Python wait for processes in multiprocessing Pool to complete without either closing Pool or use map()

I have a code piece like below

pool = multiprocessing.Pool(10)
for i in range(300):
    for m in range(500):
        data = do_some_calculation(resource)
        pool.apply_async(paralized_func, data, call_back=update_resource)
    # need to wait for all processes finish
    # {...}
    # Summarize resource
    do_something_with_resource(resource)

So basically I have 2 loops. I init process pool once outside the loops to avoid overheating. At the end of 2nd loop, I want to summarize the result of all processes.

Problem is that I can't use pool.map() to wait because of variation of data input. I can't use pool.join() and pool.close() either because I still need to use the pool in next iteration of 1st loop.

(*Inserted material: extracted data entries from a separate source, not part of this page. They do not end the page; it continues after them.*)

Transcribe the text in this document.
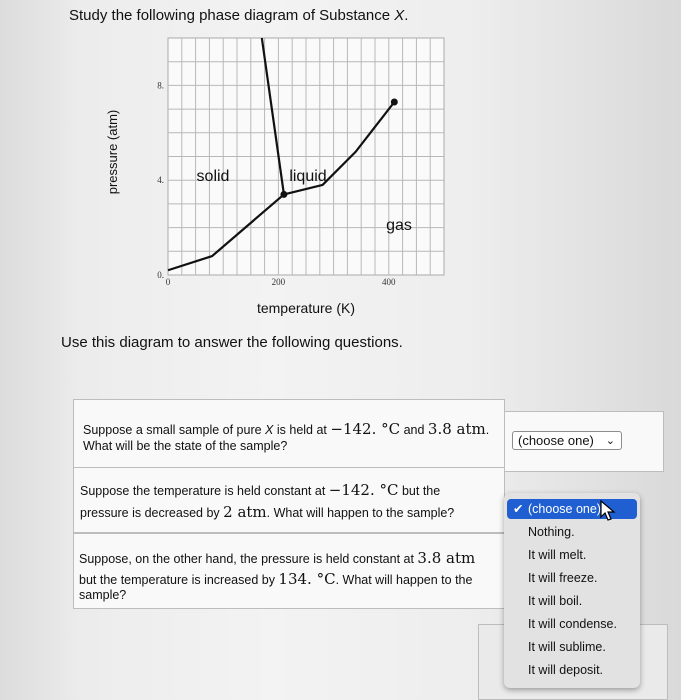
Study the following phase diagram of Substance X.
0	200	400
0.
4.
8.
temperature (K)
pressure (atm)	solid	liquid
gas
Use this diagram to answer the following questions.
Suppose a small sample of pure X is held at −142. °C and 3.8 atm.
What will be the state of the sample?
Suppose the temperature is held constant at −142. °C but the
pressure is decreased by 2 atm. What will happen to the sample?
Suppose, on the other hand, the pressure is held constant at 3.8 atm
but the temperature is increased by 134. °C. What will happen to the
sample?
(choose one) ⌄
✔ (choose one)
Nothing.
It will melt.
It will freeze.
It will boil.
It will condense.
It will sublime.
It will deposit.
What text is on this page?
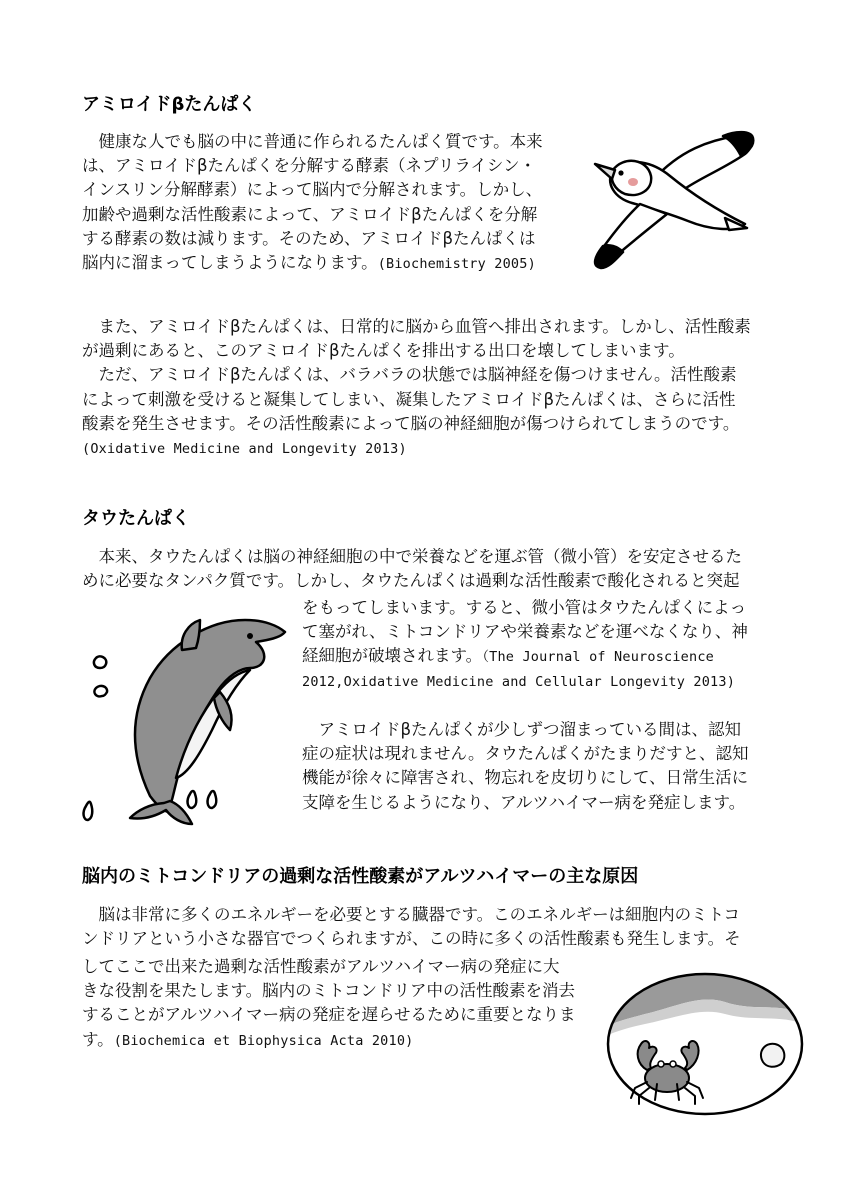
アミロイドβたんぱく
　健康な人でも脳の中に普通に作られるたんぱく質です。本来
は、アミロイドβたんぱくを分解する酵素（ネプリライシン・
インスリン分解酵素）によって脳内で分解されます。しかし、
加齢や過剰な活性酸素によって、アミロイドβたんぱくを分解
する酵素の数は減ります。そのため、アミロイドβたんぱくは
脳内に溜まってしまうようになります。(Biochemistry 2005)
　また、アミロイドβたんぱくは、日常的に脳から血管へ排出されます。しかし、活性酸素
が過剰にあると、このアミロイドβたんぱくを排出する出口を壊してしまいます。
　ただ、アミロイドβたんぱくは、バラバラの状態では脳神経を傷つけません。活性酸素
によって刺激を受けると凝集してしまい、凝集したアミロイドβたんぱくは、さらに活性
酸素を発生させます。その活性酸素によって脳の神経細胞が傷つけられてしまうのです。
(Oxidative Medicine and Longevity 2013)
タウたんぱく
　本来、タウたんぱくは脳の神経細胞の中で栄養などを運ぶ管（微小管）を安定させるた
めに必要なタンパク質です。しかし、タウたんぱくは過剰な活性酸素で酸化されると突起
をもってしまいます。すると、微小管はタウたんぱくによっ
て塞がれ、ミトコンドリアや栄養素などを運べなくなり、神
経細胞が破壊されます。（The Journal of Neuroscience
2012,Oxidative Medicine and Cellular Longevity 2013)
　アミロイドβたんぱくが少しずつ溜まっている間は、認知
症の症状は現れません。タウたんぱくがたまりだすと、認知
機能が徐々に障害され、物忘れを皮切りにして、日常生活に
支障を生じるようになり、アルツハイマー病を発症します。
脳内のミトコンドリアの過剰な活性酸素がアルツハイマーの主な原因
　脳は非常に多くのエネルギーを必要とする臓器です。このエネルギーは細胞内のミトコ
ンドリアという小さな器官でつくられますが、この時に多くの活性酸素も発生します。そ
してここで出来た過剰な活性酸素がアルツハイマー病の発症に大
きな役割を果たします。脳内のミトコンドリア中の活性酸素を消去
することがアルツハイマー病の発症を遅らせるために重要となりま
す。(Biochemica et Biophysica Acta 2010)
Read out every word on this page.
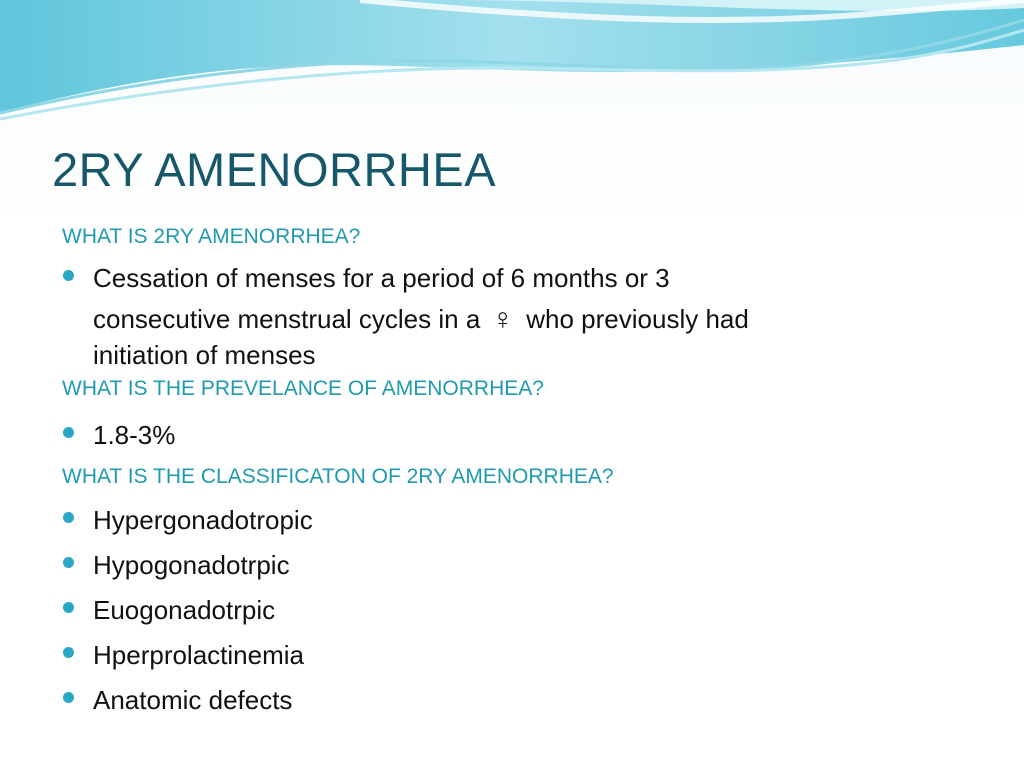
2RY AMENORRHEA
WHAT IS 2RY AMENORRHEA?
Cessation of menses for a period of 6 months or 3
consecutive menstrual cycles in a ♀ who previously had
initiation of menses
WHAT IS THE PREVELANCE OF AMENORRHEA?
1.8-3%
WHAT IS THE CLASSIFICATON OF 2RY AMENORRHEA?
Hypergonadotropic
Hypogonadotrpic
Euogonadotrpic
Hperprolactinemia
Anatomic defects
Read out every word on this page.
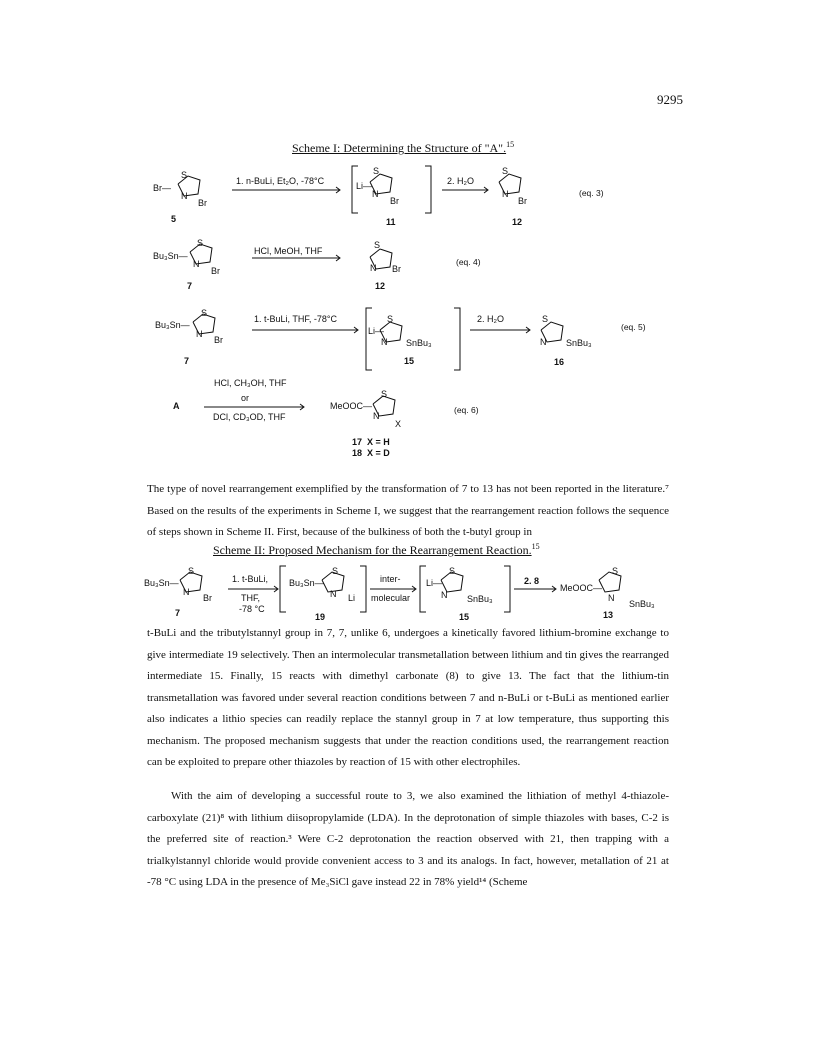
9295
Scheme I: Determining the Structure of "A".$^{15}$
S
Br—
N
Br
5
1. n-BuLi, Et₂O, -78°C
S
Li—
N
Br
11
2. H₂O
S
N
Br
12
(eq. 3)
S
Bu₃Sn—
N
Br
7
HCl, MeOH, THF
S
N Br
12
(eq. 4)
S
Bu₃Sn—
N
Br
7
1. t-BuLi, THF, -78°C	S
Li—
N SnBu₃
15
2. H₂O	S
N SnBu₃
16
(eq. 5)
A
HCl, CH₃OH, THF
or
DCl, CD₃OD, THF
S
MeOOC—
N
X
17  X = H
18  X = D
(eq. 6)

The type of novel rearrangement exemplified by the transformation of 7 to 13 has not been reported in the literature.⁷ Based on the results of the experiments in Scheme I, we suggest that the rearrangement reaction follows the sequence of steps shown in Scheme II. First, because of the bulkiness of both the t-butyl group in

Scheme II: Proposed Mechanism for the Rearrangement Reaction.$^{15}$
S
Bu₃Sn—
N
Br
7
1. t-BuLi,
THF,
-78 °C
S
Bu₃Sn—
N Li
19
inter-
molecular
S
Li—
N SnBu₃
15
2. 8
S
MeOOC—
N
SnBu₃
13

t-BuLi and the tributylstannyl group in 7, 7, unlike 6, undergoes a kinetically favored lithium-bromine exchange to give intermediate 19 selectively. Then an intermolecular transmetallation between lithium and tin gives the rearranged intermediate 15. Finally, 15 reacts with dimethyl carbonate (8) to give 13. The fact that the lithium-tin transmetallation was favored under several reaction conditions between 7 and n-BuLi or t-BuLi as mentioned earlier also indicates a lithio species can readily replace the stannyl group in 7 at low temperature, thus supporting this mechanism. The proposed mechanism suggests that under the reaction conditions used, the rearrangement reaction can be exploited to prepare other thiazoles by reaction of 15 with other electrophiles.

With the aim of developing a successful route to 3, we also examined the lithiation of methyl 4-thiazole-carboxylate (21)⁸ with lithium diisopropylamide (LDA). In the deprotonation of simple thiazoles with bases, C-2 is the preferred site of reaction.³ Were C-2 deprotonation the reaction observed with 21, then trapping with a trialkylstannyl chloride would provide convenient access to 3 and its analogs. In fact, however, metallation of 21 at -78 °C using LDA in the presence of Me₃SiCl gave instead 22 in 78% yield¹⁴ (Scheme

What is the good way to wait for processes to finish in this case?

I tried checking for pool._cache at the end of 2nd loop.

while len(process_pool._cache) > 0:
    sleep(0.001)

This way works but look weird. Is there a better way to do this?


apply_async will return an AsyncResult object. This object has a method wait([timeout]), you can use it.

Example:

pool = multiprocessing.Pool(10)
for i in range(300):
    results = []
    for m in range(500):
        data = do_some_calculation(resource)
        result = pool.apply_async(paralized_func, data, call_back=update_resource)
        results.append(result)
    [result.wait() for result in results]
    # need to wait for all processes finish
    # {...}
    # Summarize resource
    do_something_with_resource(resource)

I haven't checked this code as it is not executable, but it should work.